Factors Influencing Anther Culture
Some factors that influence the anther culture technique can be categorized into intrinsic and extrinsic factors.
Anther wall: It provides nourishment during the developmental stages of the anther.
Stage of Anther: For anther culture pre-mitotic, mitotic and post-mitotic stages of an anther is preferred. Pre-mitotic is the stage, in which the first meiotic division occurs in the anther and the pollens are at an immature stage. In the mitotic stage of an anther, there is the division of the pollen. The post-mitotic stage is the bi-cellular stage, where the development in pollen grains form embryoids.
Bud size: Its preferable size is up to the length of 17-22 mm.
Age of plant: The anther culture prefers the buds from the younger plants.

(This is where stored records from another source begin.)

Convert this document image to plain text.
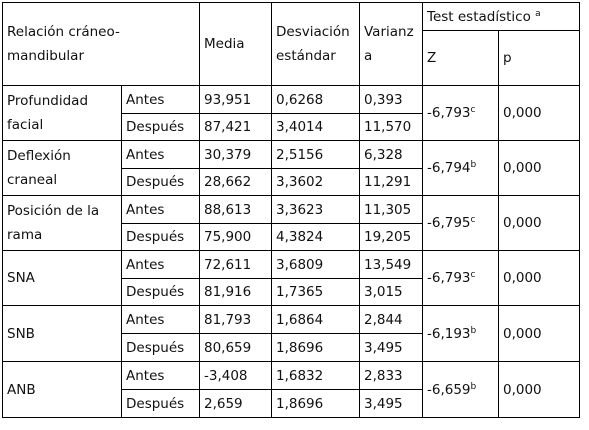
Relación cráneo-mandibular		Media	Desviación estándar	Varianza	Test estadístico $^a$
					Z	p
Profundidad facial	Antes	93,951	0,6268	0,393	-6,793$^c$	0,000
	Después	87,421	3,4014	11,570		
Deflexión craneal	Antes	30,379	2,5156	6,328	-6,794$^b$	0,000
	Después	28,662	3,3602	11,291		
Posición de la rama	Antes	88,613	3,3623	11,305	-6,795$^c$	0,000
	Después	75,900	4,3824	19,205		
SNA	Antes	72,611	3,6809	13,549	-6,793$^c$	0,000
	Después	81,916	1,7365	3,015		
SNB	Antes	81,793	1,6864	2,844	-6,193$^b$	0,000
	Después	80,659	1,8696	3,495		
ANB	Antes	-3,408	1,6832	2,833	-6,659$^b$	0,000
	Después	2,659	1,8696	3,495		
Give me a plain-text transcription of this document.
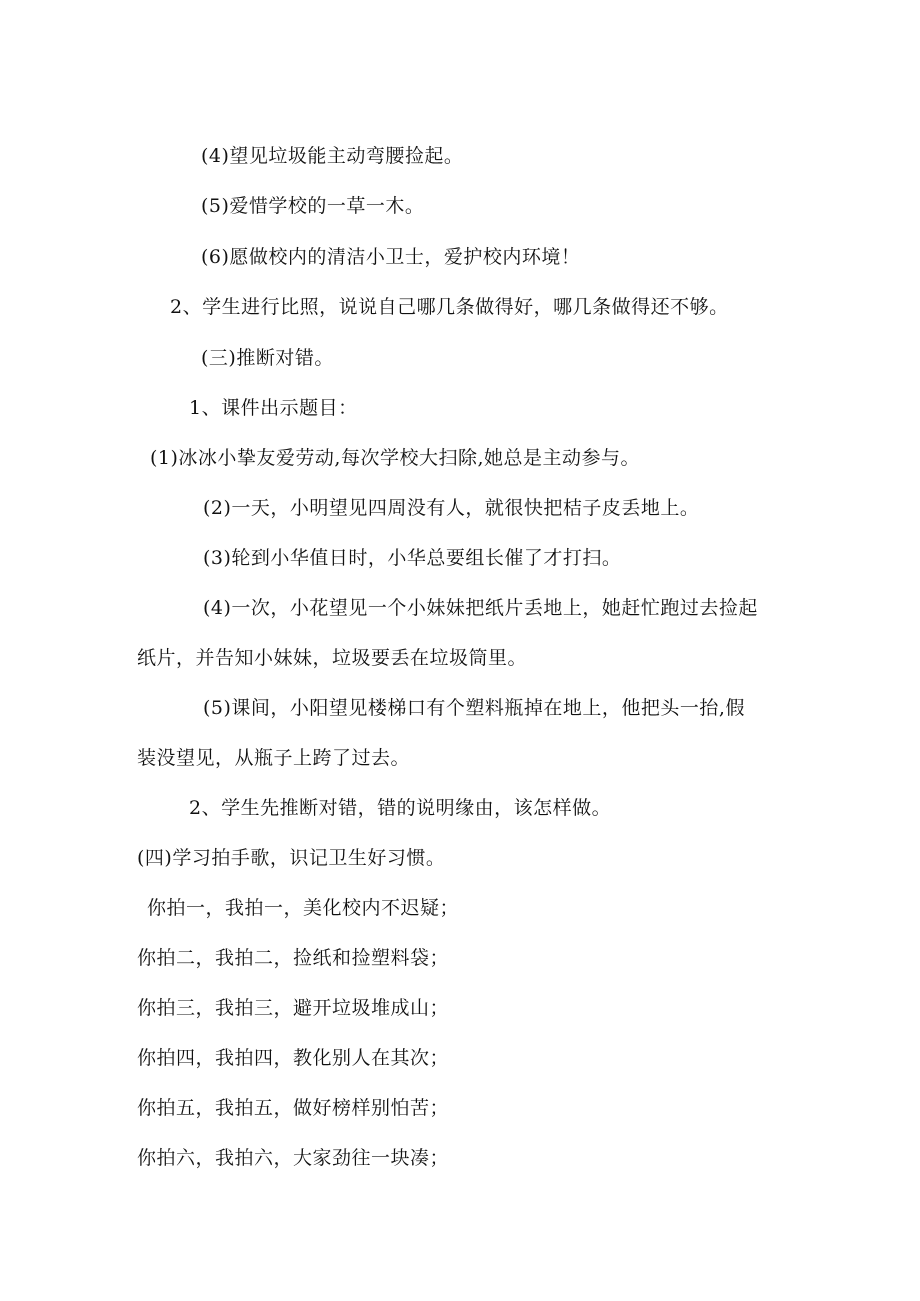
(4)望见垃圾能主动弯腰捡起。
(5)爱惜学校的一草一木。
(6)愿做校内的清洁小卫士，爱护校内环境！
2、学生进行比照，说说自己哪几条做得好，哪几条做得还不够。
(三)推断对错。
1、课件出示题目：
(1)冰冰小挚友爱劳动,每次学校大扫除,她总是主动参与。
(2)一天，小明望见四周没有人，就很快把桔子皮丢地上。
(3)轮到小华值日时，小华总要组长催了才打扫。
(4)一次，小花望见一个小妹妹把纸片丢地上，她赶忙跑过去捡起
纸片，并告知小妹妹，垃圾要丢在垃圾筒里。
(5)课间，小阳望见楼梯口有个塑料瓶掉在地上，他把头一抬,假
装没望见，从瓶子上跨了过去。
2、学生先推断对错，错的说明缘由，该怎样做。
(四)学习拍手歌，识记卫生好习惯。
你拍一，我拍一，美化校内不迟疑；
你拍二，我拍二，捡纸和捡塑料袋；
你拍三，我拍三，避开垃圾堆成山；
你拍四，我拍四，教化别人在其次；
你拍五，我拍五，做好榜样别怕苦；
你拍六，我拍六，大家劲往一块凑；
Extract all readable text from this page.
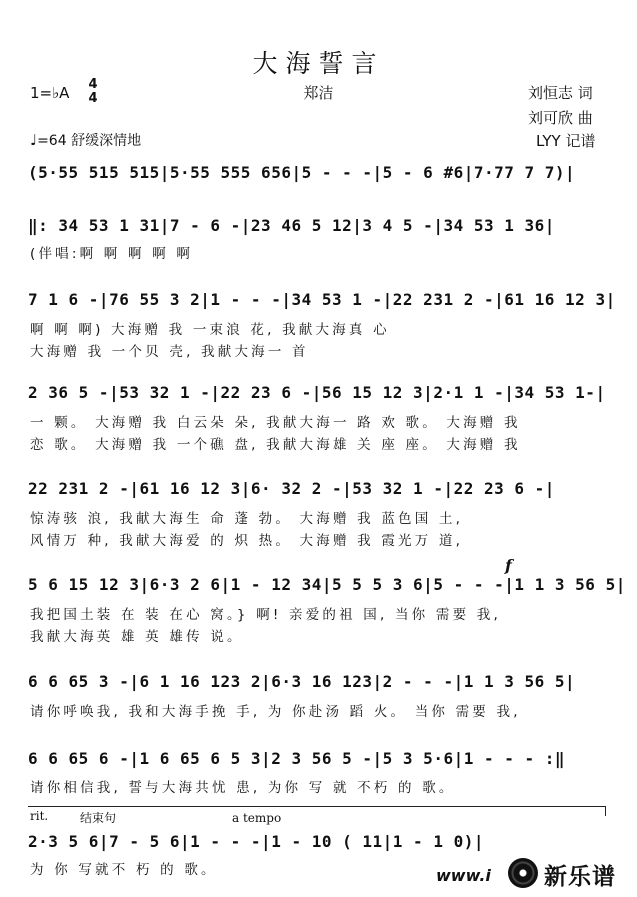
大海誓言
1=♭A 4
4	郑洁	刘恒志 词
刘可欣 曲
LYY 记谱
♩=64 舒缓深情地
(5·55 515 515|5·55 555 656|5 - - -|5 - 6 #6|7·77 7 7)|
‖: 34 53 1 31|7 - 6 -|23 46 5 12|3 4 5 -|34 53 1 36|
(伴唱:啊 啊 啊 啊 啊
7 1 6 -|76 55 3 2|1 - - -|34 53 1 -|22 231 2 -|61 16 12 3|
啊 啊 啊) 大海赠 我 一束浪 花, 我献大海真 心
大海赠 我 一个贝 壳, 我献大海一 首
2 36 5 -|53 32 1 -|22 23 6 -|56 15 12 3|2·1 1 -|34 53 1-|
一 颗。 大海赠 我 白云朵 朵, 我献大海一 路 欢 歌。 大海赠 我
恋 歌。 大海赠 我 一个礁 盘, 我献大海雄 关 座 座。 大海赠 我
22 231 2 -|61 16 12 3|6· 32 2 -|53 32 1 -|22 23 6 -|
惊涛骇 浪, 我献大海生 命 蓬 勃。 大海赠 我 蓝色国 土,
风情万 种, 我献大海爱 的 炽 热。 大海赠 我 霞光万 道,
f
5 6 15 12 3|6·3 2 6|1 - 12 34|5 5 5 3 6|5 - - -|1 1 3 56 5|
我把国土装 在 装 在心 窝。} 啊! 亲爱的祖 国, 当你 需要 我,
我献大海英 雄 英 雄传 说。
6 6 65 3 -|6 1 16 123 2|6·3 16 123|2 - - -|1 1 3 56 5|
请你呼唤我, 我和大海手挽 手, 为 你赴汤 蹈 火。 当你 需要 我,
6 6 65 6 -|1 6 65 6 5 3|2 3 56 5 -|5 3 5·6|1 - - - :‖
请你相信我, 誓与大海共忧 患, 为你 写 就 不朽 的 歌。
rit.	结束句	a tempo
2·3 5 6|7 - 5 6|1 - - -|1 - 10 ( 11|1 - 1 0)|
为 你 写就不 朽 的 歌。	www.i 新乐谱
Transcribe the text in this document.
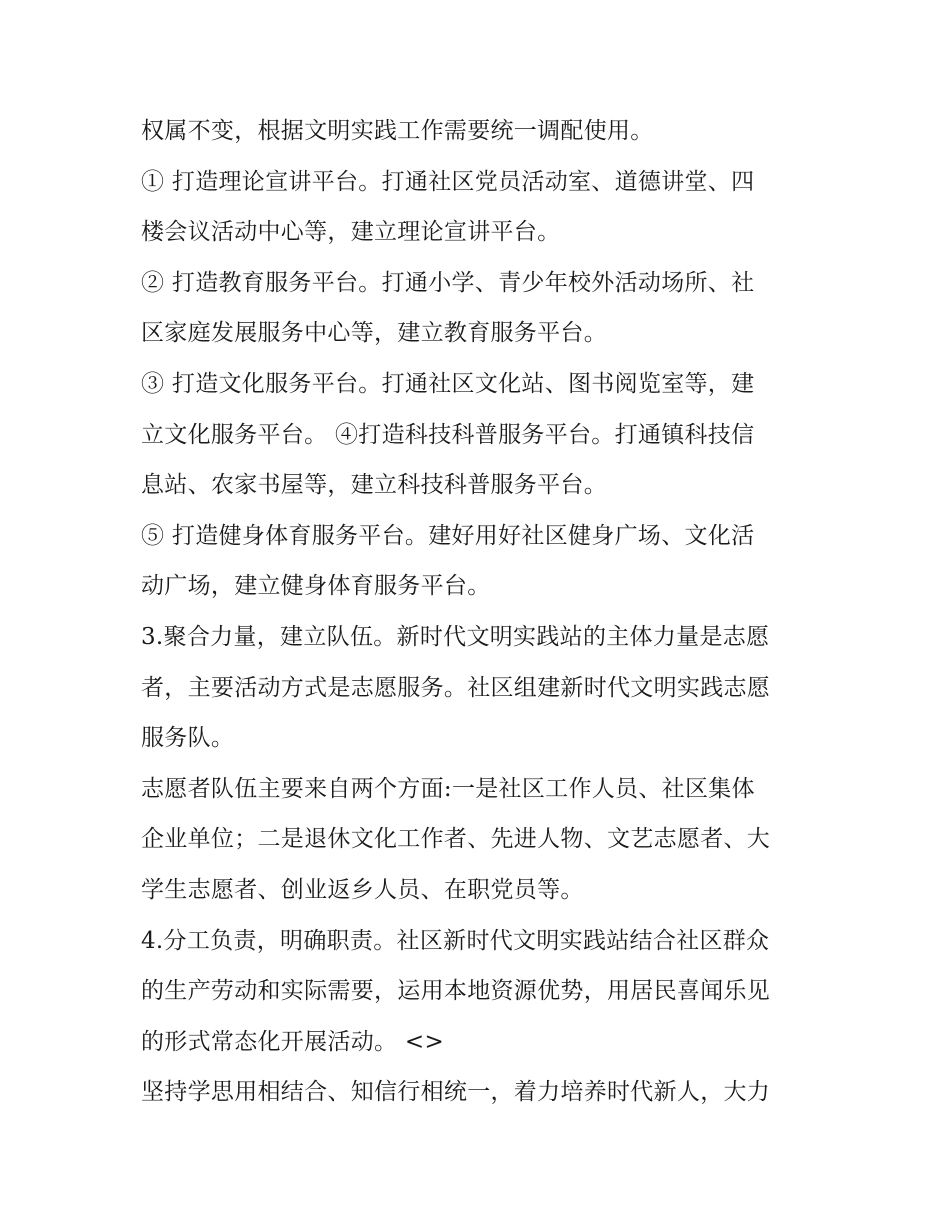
权属不变，根据文明实践工作需要统一调配使用。
① 打造理论宣讲平台。打通社区党员活动室、道德讲堂、四
楼会议活动中心等，建立理论宣讲平台。
② 打造教育服务平台。打通小学、青少年校外活动场所、社
区家庭发展服务中心等，建立教育服务平台。
③ 打造文化服务平台。打通社区文化站、图书阅览室等，建
立文化服务平台。 ④打造科技科普服务平台。打通镇科技信
息站、农家书屋等，建立科技科普服务平台。
⑤ 打造健身体育服务平台。建好用好社区健身广场、文化活
动广场，建立健身体育服务平台。
3.聚合力量，建立队伍。新时代文明实践站的主体力量是志愿
者，主要活动方式是志愿服务。社区组建新时代文明实践志愿
服务队。
志愿者队伍主要来自两个方面:一是社区工作人员、社区集体
企业单位；二是退休文化工作者、先进人物、文艺志愿者、大
学生志愿者、创业返乡人员、在职党员等。
4.分工负责，明确职责。社区新时代文明实践站结合社区群众
的生产劳动和实际需要，运用本地资源优势，用居民喜闻乐见
的形式常态化开展活动。 <>
坚持学思用相结合、知信行相统一，着力培养时代新人，大力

Culture medium: In the culture medium sucrose, iron, vitamins, coconut milk, hormones and growth regulators (auxins or cytokinins) play an essential role in the induction of haploid plant.
Temperature: It varies with the different plant species. Example: In Datura stramonium, the optimum temperature is 20 ֯ C for the formation of embryoids. In Nicotiana tabacum, the optimum temperature is 25 ֯ C for the formation of embryoids. In Brassica campentris, the optimum temperature is much higher, i.e. 35 ֯ C for the formation of embryoids.
Role of activated charcoal: Activated charcoal plays a vital role in the removal of inhibitory substances like both exo and endogenous growth hormones from the culture medium by stimulating anther growth.
Pre-treatment method: The pretreatment of bud is necessary for the production of embryoids. Example: In Nicotiana tabacum, the bud is pretreated at a temperature of 5 ֯ C for 72 hours.